Good Cop, Bad Cop at the UN

Resolution 1441 is more an alternative “legal” road to war rather than an alternative to war itself. Extrapolating from Saddam Hussein’s previous behavior, the Security Council resolution will lead to war as surely as a position of unilateral U.S. belligerence. The Iraqi ruler will need an unprecedented political and psychological makeover to eat the copious and indigestible helpings of humble pie that the UN resolution prescribes being shoveled down his maw.

Even if Hussein were to cooperate in the total way demanded by the resolution, he could be fatally weakened internally by the humiliation of bowing to Washington. Already the near riots outside the prisons after Saddam Hussein’s amnesty offered a whiff of a “Ceaucescu moment”: that critical time when the population senses that a hated regime actually has no clothes.

Washington has certainly won its major point at the Security Council. Regardless of differing opinions heard throughout the rest of the world, Iraq is the first item on the U.S.-shaped global security agenda–even if no other Security Council member would rank it so importantly. Even Tony Blair, the Bush administration’s closest ally over Iraq, has been vainly trying to point out the equal importance of the Israel/Palestine issue, both as a security issue in its own right and in terms of its potential for coalition building. The Pakistan-India nuclear stand-off, for example, poses serious threats to international peace and security. Even in terms of defiance of UN resolutions, Iraq is far from the worst scoff-law.

The final draft of 1441 echoes the sigh of relief that greeted George Bush’s September 12 speech announcing his new-found devotion to the United Nations. The alternative was having the world’s most important nation flout the UN Charter and the major principles of international law established in the wake of the Second World War. It is hardly surprising, then, that so many were prepared to accommodate U.S. whims in the interests of preserving the appearance of the international rule of law.

Negotiators did succeed in grinding down some of the most unacceptably spiky portions of the original draft. In addition to the highly visible French role, the British quietly exhorted a multilateral approach while maintaining their publicly uncritical support for Washington. The fulcrum for the negotiations, however, was not between the Permanent Five in the Council, but rather was found inside what one Irish diplomat engagingly referred to as the “P-1.” The real battle was fought between Secretary of State Colin Powell on one side, and the Cheney, Wolfowitz, and Rumsfeld axis on the other.

In the end, Powell, leveraging the resistance of the French-led coalition in the Security Council, and indeed invoking the support of the British, was able to win in both senses. As a result, the final draft came a long way from its take it or leave it origins.

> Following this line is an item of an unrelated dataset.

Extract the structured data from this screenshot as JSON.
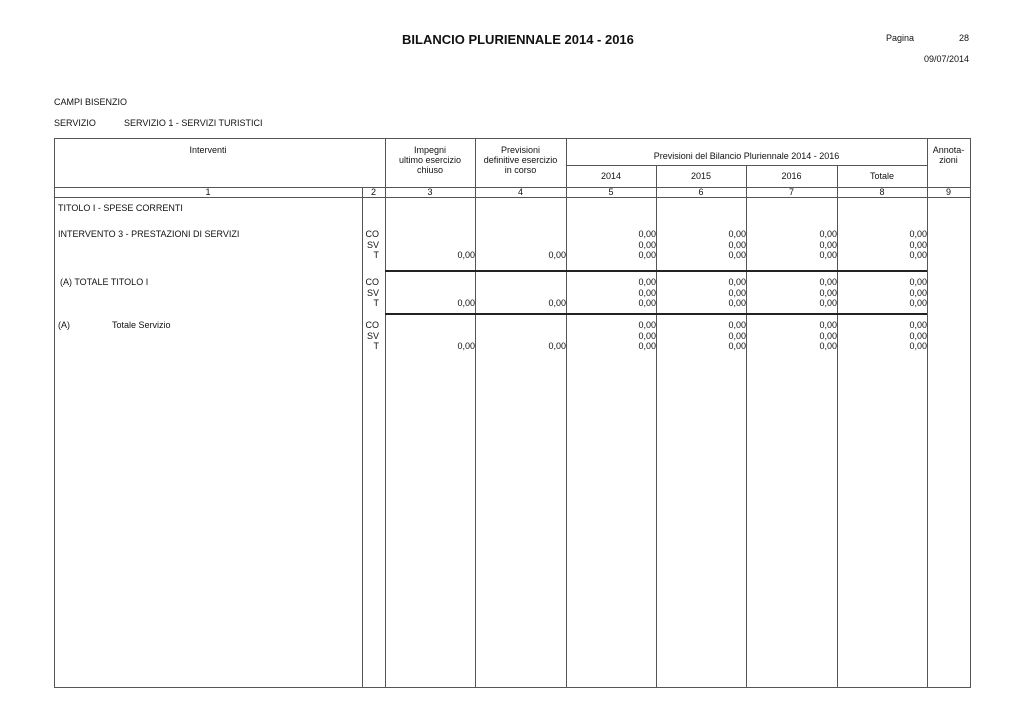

It avoids giving the U.S. the automatic right to attack that the hawks had insisted on. Powell’s internal victory allowed him to deploy diplomatic skills that resulted in a resounding victory for the United States. In contrast, the bluster of the hawks had won over only a bare majority in the council. It is a lesson for Bush, and big boost to the Secretary of State’s position.

Powell’s pragmatic and principled commitment to multilateralism won the day. But this good cop/bad cop routine on the part of the administration is far from being an unalloyed blessing for the world. In effect, the other members of the Security Council have deputized an American lynch mob, giving the Bush administration search warrants and an almost definitive promise of arrest and execution if anything is found. In return, the U.S. has not even renounced its claimed right of unilateral attack.

More positively, Washington has in effect pledged not to exercise its unilateral prerogatives–but only if the UN does the “right thing” and provides multilateral sanction for what the U.S. wants. Similarly, the original American position was that it did not want a second resolution, but by the end, its stand was more that it did not need one. Once the U.S. agreed to a subsequent meeting of the Council that will consider any Iraqi breaches, the way was paved for the French to hastily table a proposal for a new resolution that would authorize military action in the event that Iraq fails to comply–an action that the U.S. is sure to seize with or without such a second resolution.

On a slightly more optimistic note, the long resistance and diplomatic campaign of attrition in the Security Council should send a warning to Washington–and constitute a rallying point for the rest of the world–that the United States will not always have everything its own way. After all, even a superpower needs allies to conduct operations far from home. That’s small comfort for Saddam Hussein, but in the end the resolution does give us some small hope for a more multilateral future.